The second lode attracts the eye to two fragments of deeply purple glass of clearly man-made origin. The placement of two additional fragments of clear glass at the top suggests the before and after of an undefined, highly sophisticated process of color infusion.
The third lode brings together a threesome of differently colored glass jewels, including one of the color we have already seen and appreciated in lode #2, with a threaded hex-nut screw, all on a background of stones of many shapes, compositions and contemporaneous origins.
The fourth lode contains two oblong pieces of glass, one of which is matted, which can both be contextualized by reference to the contents of lode #5 — as hanging or dangling decorations of a lamp to lend it extra luster — which have lost their metal encasings, presumably on top, as seen by comparison with their companion piece in #5.

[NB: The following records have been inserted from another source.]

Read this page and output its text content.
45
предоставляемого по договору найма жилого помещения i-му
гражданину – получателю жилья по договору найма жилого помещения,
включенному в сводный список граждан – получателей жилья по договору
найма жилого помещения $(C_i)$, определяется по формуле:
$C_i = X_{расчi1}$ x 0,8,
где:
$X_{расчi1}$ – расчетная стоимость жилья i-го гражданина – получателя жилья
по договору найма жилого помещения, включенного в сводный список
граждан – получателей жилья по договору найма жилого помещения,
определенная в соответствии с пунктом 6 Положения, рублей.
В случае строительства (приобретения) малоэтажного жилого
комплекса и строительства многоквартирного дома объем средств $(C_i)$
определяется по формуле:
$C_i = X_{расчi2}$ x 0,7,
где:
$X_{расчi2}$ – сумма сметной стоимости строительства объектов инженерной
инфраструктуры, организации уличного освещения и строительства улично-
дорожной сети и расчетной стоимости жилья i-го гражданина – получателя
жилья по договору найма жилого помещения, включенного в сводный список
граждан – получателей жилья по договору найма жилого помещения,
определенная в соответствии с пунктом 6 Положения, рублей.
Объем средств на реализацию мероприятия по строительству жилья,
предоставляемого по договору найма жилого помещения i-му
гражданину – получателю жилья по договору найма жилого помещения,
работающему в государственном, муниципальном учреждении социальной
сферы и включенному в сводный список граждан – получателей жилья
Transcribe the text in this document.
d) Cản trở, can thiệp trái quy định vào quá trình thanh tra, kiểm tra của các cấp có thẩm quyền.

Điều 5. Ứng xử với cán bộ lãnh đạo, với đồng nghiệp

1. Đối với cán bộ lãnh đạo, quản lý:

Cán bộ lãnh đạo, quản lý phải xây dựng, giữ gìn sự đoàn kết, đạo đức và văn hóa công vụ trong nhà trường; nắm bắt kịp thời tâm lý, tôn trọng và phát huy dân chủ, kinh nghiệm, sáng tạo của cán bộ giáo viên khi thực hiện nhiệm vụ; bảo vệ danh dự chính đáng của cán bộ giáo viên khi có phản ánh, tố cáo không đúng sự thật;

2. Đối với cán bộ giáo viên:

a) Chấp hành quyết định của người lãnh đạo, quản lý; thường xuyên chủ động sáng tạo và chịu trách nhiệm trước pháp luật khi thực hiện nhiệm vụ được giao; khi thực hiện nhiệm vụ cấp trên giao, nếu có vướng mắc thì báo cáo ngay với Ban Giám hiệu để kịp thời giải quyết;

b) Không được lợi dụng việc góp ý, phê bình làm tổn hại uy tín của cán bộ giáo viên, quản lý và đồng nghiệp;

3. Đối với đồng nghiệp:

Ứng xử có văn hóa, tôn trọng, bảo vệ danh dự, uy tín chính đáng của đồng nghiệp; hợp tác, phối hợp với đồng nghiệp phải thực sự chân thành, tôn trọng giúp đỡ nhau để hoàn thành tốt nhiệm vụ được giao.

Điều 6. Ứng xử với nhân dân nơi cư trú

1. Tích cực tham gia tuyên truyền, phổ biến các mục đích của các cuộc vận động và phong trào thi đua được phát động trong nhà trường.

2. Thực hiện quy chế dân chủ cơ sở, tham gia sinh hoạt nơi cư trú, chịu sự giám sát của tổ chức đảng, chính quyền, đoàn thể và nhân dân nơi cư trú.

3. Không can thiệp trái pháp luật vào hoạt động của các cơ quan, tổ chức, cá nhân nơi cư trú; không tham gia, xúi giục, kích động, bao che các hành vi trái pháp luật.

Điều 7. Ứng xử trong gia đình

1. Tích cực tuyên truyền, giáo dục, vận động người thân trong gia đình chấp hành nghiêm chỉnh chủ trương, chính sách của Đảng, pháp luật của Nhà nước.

The contents of the fifth lode, already given away partially in the description of the fourth, is a surprisingly well-preserved oblong luster appendant with flower petal-like brass encasing.
We now turn to the final, sixth piece of this splendid collection. It is an arrangement of two metallic pieces that challenge each other with the theme of roundness. Both could be regarded as microscopes with 1:1 magnification, and the upper one appears to be focused on a piece of quartz or some such material of great age.